The United Nations Development Fund for Women (UNIFEM) has appealed to the Nigerian government to honour its moral and legal obligations to protect the rights and lives of all its citizens - starting with Amina Lawal, a woman sentenced to death by stoning after her conviction on adultery charges.
In a news release on Tuesday, UNIFEM Executive Director Noeleen Heyzer expressed horror at the sentence and noted that the Nigerian constitution outlawed punishments such as stonning, beheadings and amputations. Nigeria was party to all international conventions on human rights, she added.
According to Heyzer, nation states had the power to enforce their constitutions and the responsibility to protect their citizens, including "those like Amina who are poor, uneducated and female".
"After three decades of struggle to recognise women's rights as human rights, we acknowledge the complicated interplay of cultural values and power relations involved in the determination of who defines what is or
is not a right," Heyzer said.
"The rights of those who are poor or of lower social standing do not count less than those who are rich or high-born. The rights of women cannot be valued less than the rights of men. And states are obligated to protect the rights of everyone equally," she added.

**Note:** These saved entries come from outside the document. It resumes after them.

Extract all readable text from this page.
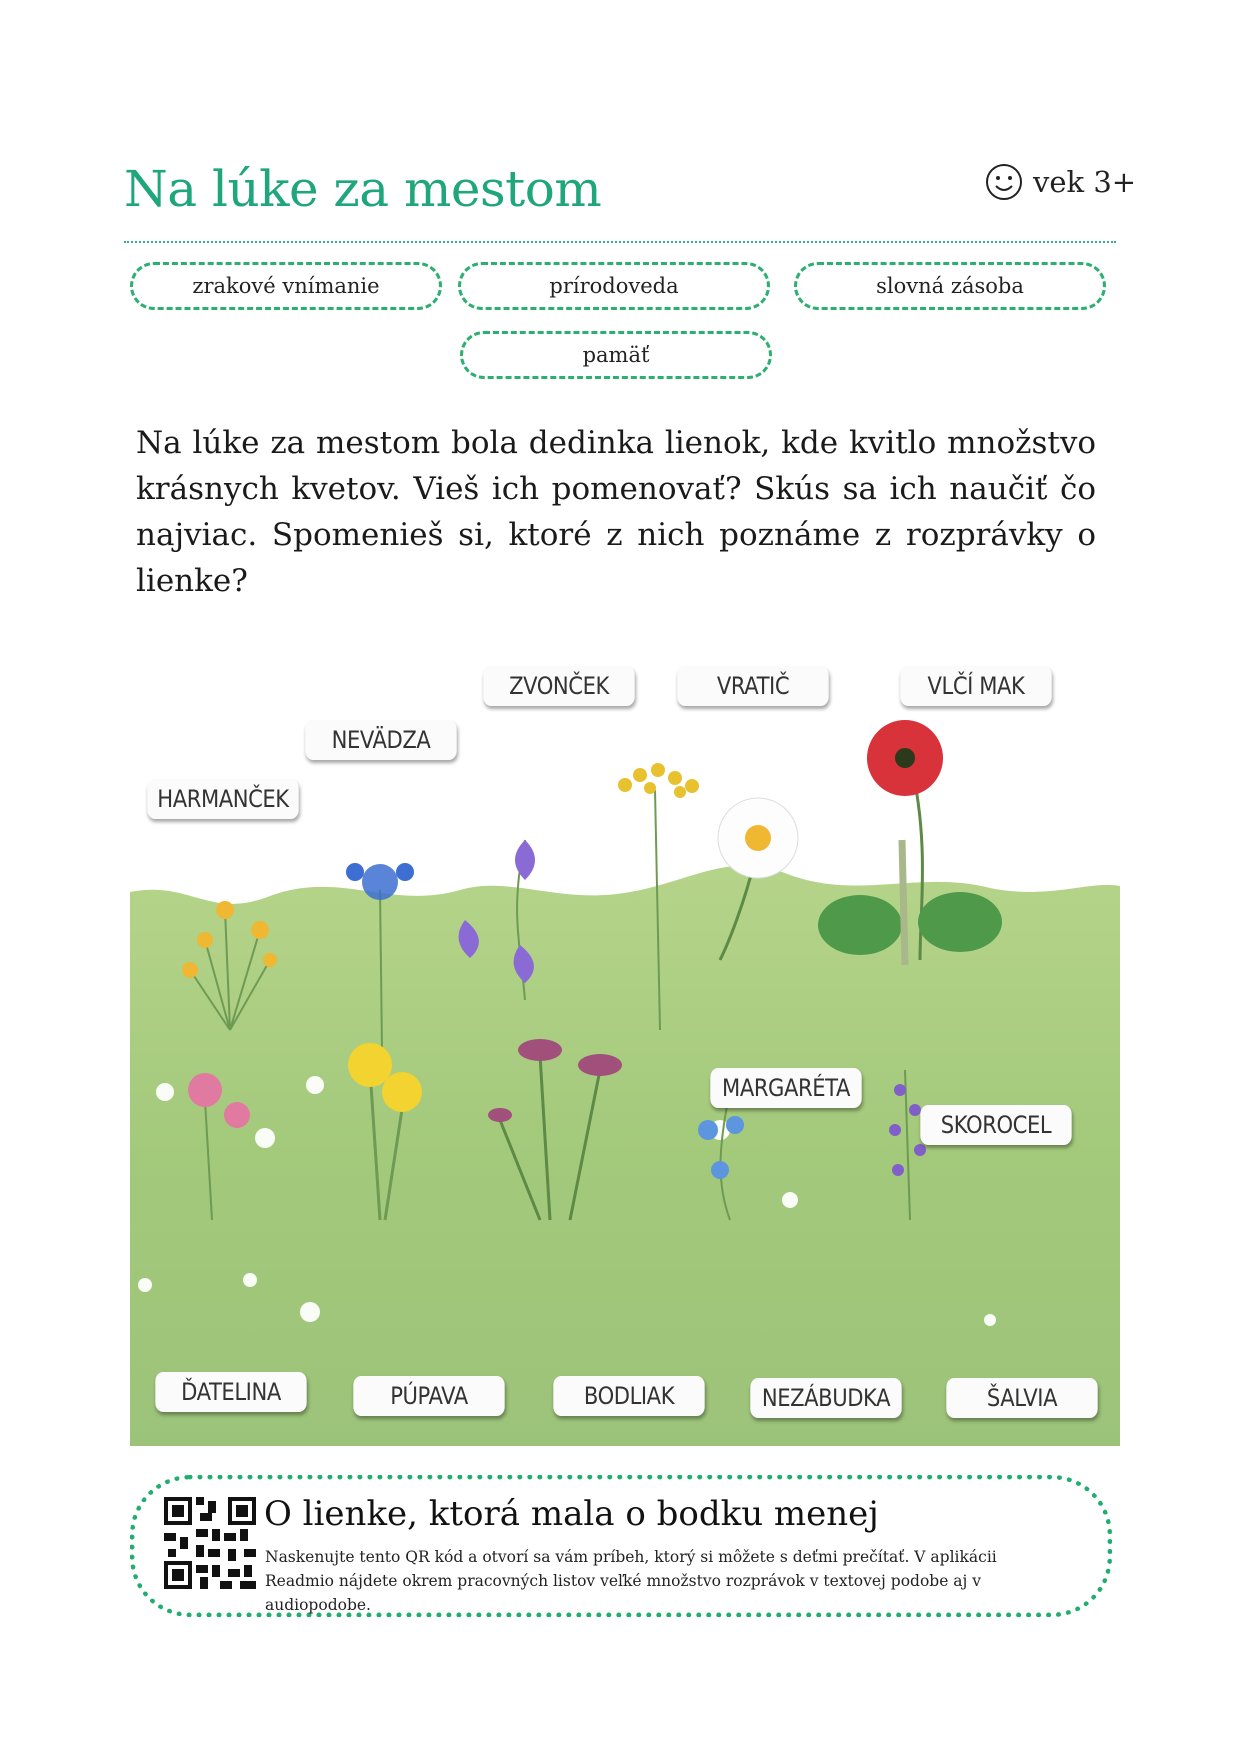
Na lúke za mestom	vek 3+
zrakové vnímanie	prírodoveda	slovná zásoba
pamäť

Na lúke za mestom bola dedinka lienok, kde kvitlo množstvo krásnych kvetov. Vieš ich pomenovať? Skús sa ich naučiť čo najviac. Spomenieš si, ktoré z nich poznáme z rozprávky o lienke?

ZVONČEK	VRATIČ	VLČÍ MAK
NEVÄDZA
HARMANČEK
MARGARÉTA
SKOROCEL
ĎATELINA	PÚPAVA	BODLIAK	NEZÁBUDKA	ŠALVIA
O lienke, ktorá mala o bodku menej

Naskenujte tento QR kód a otvorí sa vám príbeh, ktorý si môžete s deťmi prečítať. V aplikácii Readmio nájdete okrem pracovných listov veľké množstvo rozprávok v textovej podobe aj v audiopodobe.
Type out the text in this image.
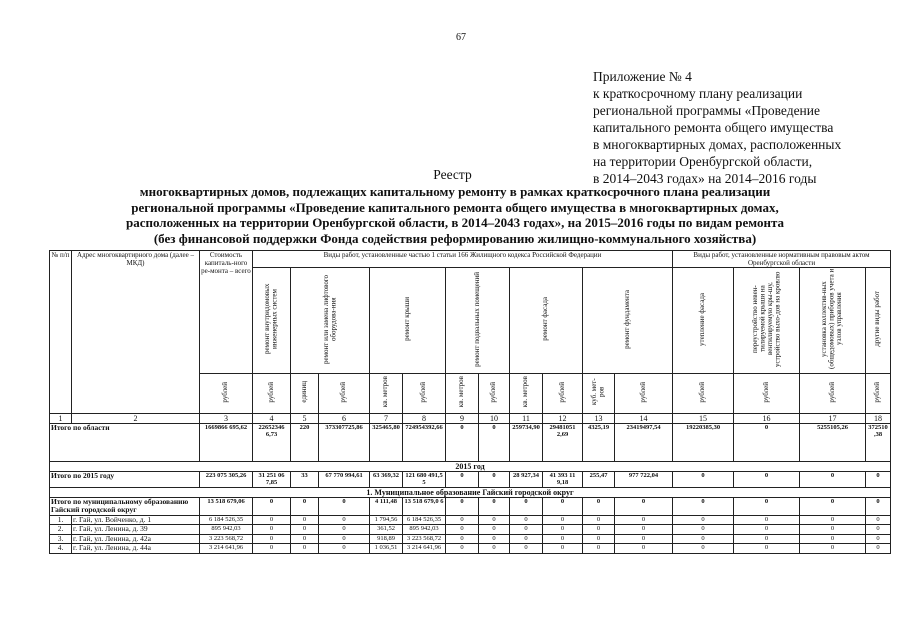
67
Приложение № 4
к краткосрочному плану реализации
региональной программы «Проведение
капитального ремонта общего имущества
в многоквартирных домах, расположенных
на территории Оренбургской области,
в 2014–2043 годах» на 2014–2016 годы
Реестр
многоквартирных домов, подлежащих капитальному ремонту в рамках краткосрочного плана реализации
региональной программы «Проведение капитального ремонта общего имущества в многоквартирных домах,
расположенных на территории Оренбургской области, в 2014–2043 годах», на 2015–2016 годы по видам ремонта
(без финансовой поддержки Фонда содействия реформированию жилищно-коммунального хозяйства)
№ п/п	Адрес многоквартирного дома (далее – МКД)	Стоимость капиталь-ного ре-монта – всего	Виды работ, установленные частью 1 статьи 166 Жилищного кодекса Российской Федерации											Виды работ, установленные нормативным правовым актом Оренбургской области			
			ремонт внутридомовых инженерных систем	ремонт или замена лифтового оборудова-ния		ремонт крыши		ремонт подвальных помещений		ремонт фасада		ремонт фундамента		утепление фасада	переустройство невен-тилируемой крыши на вентилируемую кры-шу, устройство выхо-дов на кровлю	установка коллектив-ных (общедомовых) приборов учета и узлов управления	другие виды работ
		рублей	рублей	единиц	рублей	кв. метров	рублей	кв. метров	рублей	кв. метров	рублей	куб. мет-ров	рублей	рублей	рублей	рублей	рублей
1	2	3	4	5	6	7	8	9	10	11	12	13	14	15	16	17	18
Итого по области		1669866 695,62	22652346 6,73	220	373307725,86	325465,80	724954392,66	0	0	259734,90	29481051 2,69	4325,19	23419497,54	19220385,30	0	5255105,26	372510 ,38
2015 год																	
Итого по 2015 году		223 075 305,26	31 251 06 7,85	33	67 770 994,61	63 369,32	121 680 491,5 5	0	0	28 927,34	41 393 11 9,18	255,47	977 722,04	0	0	0	0
1. Муниципальное образование Гайский городской округ																	
Итого по муниципальному образованию Гайский городской округ		13 518 679,06	0	0	0	4 111,48	13 518 679,0 6	0	0	0	0	0	0	0	0	0	0
1.	г. Гай, ул. Войченко, д. 1	6 184 526,35	0	0	0	1 794,56	6 184 526,35	0	0	0	0	0	0	0	0	0	0
2.	г. Гай, ул. Ленина, д. 39	895 942,03	0	0	0	361,52	895 942,03	0	0	0	0	0	0	0	0	0	0
3.	г. Гай, ул. Ленина, д. 42а	3 223 568,72	0	0	0	918,89	3 223 568,72	0	0	0	0	0	0	0	0	0	0
4.	г. Гай, ул. Ленина, д. 44а	3 214 641,96	0	0	0	1 036,51	3 214 641,96	0	0	0	0	0	0	0	0	0	0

Lawal was first sentenced to death on adultery charges in the small town of Bakori in March, under the Islamic or Shari'ah legal code, after giving birth to a child outside marriage. A man she said had fathered the baby was discharged for lack of evidence.
An Upper Shari'ah Court in the town of Funtua upheld the sentence last week. Lawal's lawyers have said they will appeal the judgement.
President Olusegun Obasanjo said on Saturday he expected the judiciary to overturn the death sentence standing over Lawal.
"I do sincerely hope that we will get through it, that Amina will not die," Obasanjo told reporters in the presidential residence in Abuja. "But if for any reason she is killed, I will weep for Amina and her family, I will weep for myself, and I will weep for Nigeria."